The data provided in this double-center retrospective and non-randomized observational study indicate that antiemetic prophylaxis with the triple regimen of olanzapine combined with 5-HT3 RA and dexamethasone was safe and effective as CINV prophylaxis in gastrointestinal tumor patients with high-risk factors for CINV who were receiving MEC. The olanzapine-containing triple antiemetic regimen, compared with a tropisetron/dexamethasone regimen, exhibits better efficacy for the prevention of delayed and overall emesis and improvement of the nausea control rate. Furthermore, the addition of olanzapine reduced the negative impact of CINV on the QoL of patients. The adverse effects or symptoms were tolerable in the two groups. Further randomized and controlled studies with a larger sample size are required to confirm the efficacy of olanzapine in this clinical setting.

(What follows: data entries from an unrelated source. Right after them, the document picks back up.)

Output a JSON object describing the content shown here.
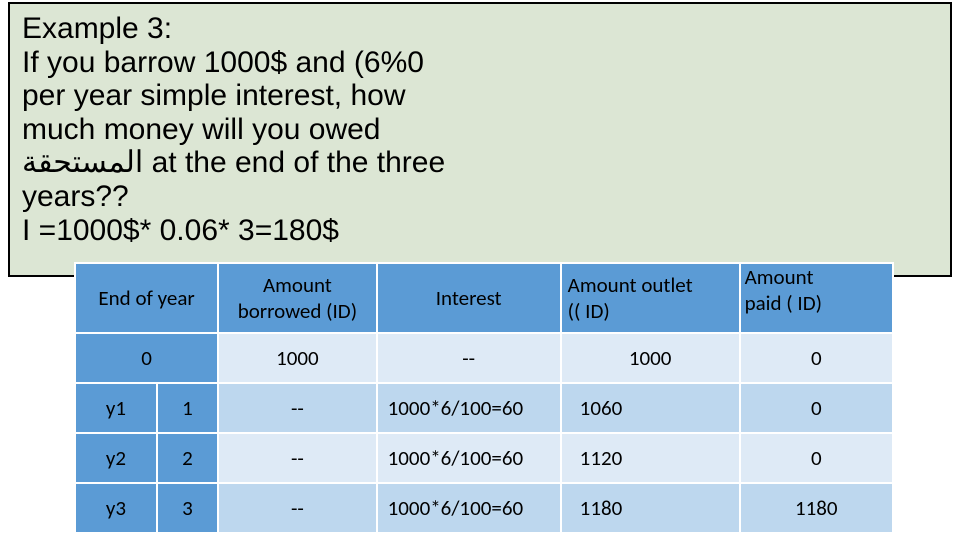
{
  "example": {
    "lines": [
      "Example 3:",
      " If you barrow 1000$ and (6%0",
      "per year simple interest, how",
      "much money will you owed",
      "المستحقة at the end of the three",
      "years??",
      "I =1000$* 0.06* 3=180$"
    ]
  },
  "table": {
    "headers": {
      "end_of_year": "End of year",
      "amount_borrowed": "Amount borrowed (ID)",
      "interest": "Interest",
      "amount_outlet_l1": "Amount outlet",
      "amount_outlet_l2": "(( ID)",
      "amount_paid_l0": "Amount",
      "amount_paid_l1": "paid ( ID)"
    },
    "rows": [
      {
        "label_a": "",
        "label_b": "0",
        "borrowed": "1000",
        "interest": "--",
        "outlet": "1000",
        "paid": "0",
        "shade": "light",
        "span_first": true,
        "interest_center": true,
        "outlet_center": true
      },
      {
        "label_a": "y1",
        "label_b": "1",
        "borrowed": "--",
        "interest": "1000*6/100=60",
        "outlet": "1060",
        "paid": "0",
        "shade": "mid",
        "span_first": false,
        "interest_center": false,
        "outlet_center": false
      },
      {
        "label_a": "y2",
        "label_b": "2",
        "borrowed": "--",
        "interest": "1000*6/100=60",
        "outlet": "1120",
        "paid": "0",
        "shade": "light",
        "span_first": false,
        "interest_center": false,
        "outlet_center": false
      },
      {
        "label_a": "y3",
        "label_b": "3",
        "borrowed": "--",
        "interest": "1000*6/100=60",
        "outlet": "1180",
        "paid": "1180",
        "shade": "mid",
        "span_first": false,
        "interest_center": false,
        "outlet_center": false
      }
    ]
  },
  "colors": {
    "header_bg": "#5b9bd5",
    "row_light": "#deeaf6",
    "row_mid": "#bdd7ee",
    "example_bg": "#dce6d4"
  }
}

Ethics and Consent Statement

This study was approved by Ethics Committee of Peking University Shenzhen Hospital. And all the protocol used in the present study was approved by the Institutional Review Boards of all participating centers. Moreover, all these procedures were performed in accordance with the ethical standards established in the Declaration of Helsinki. All patients provided written informed consent before starting the study.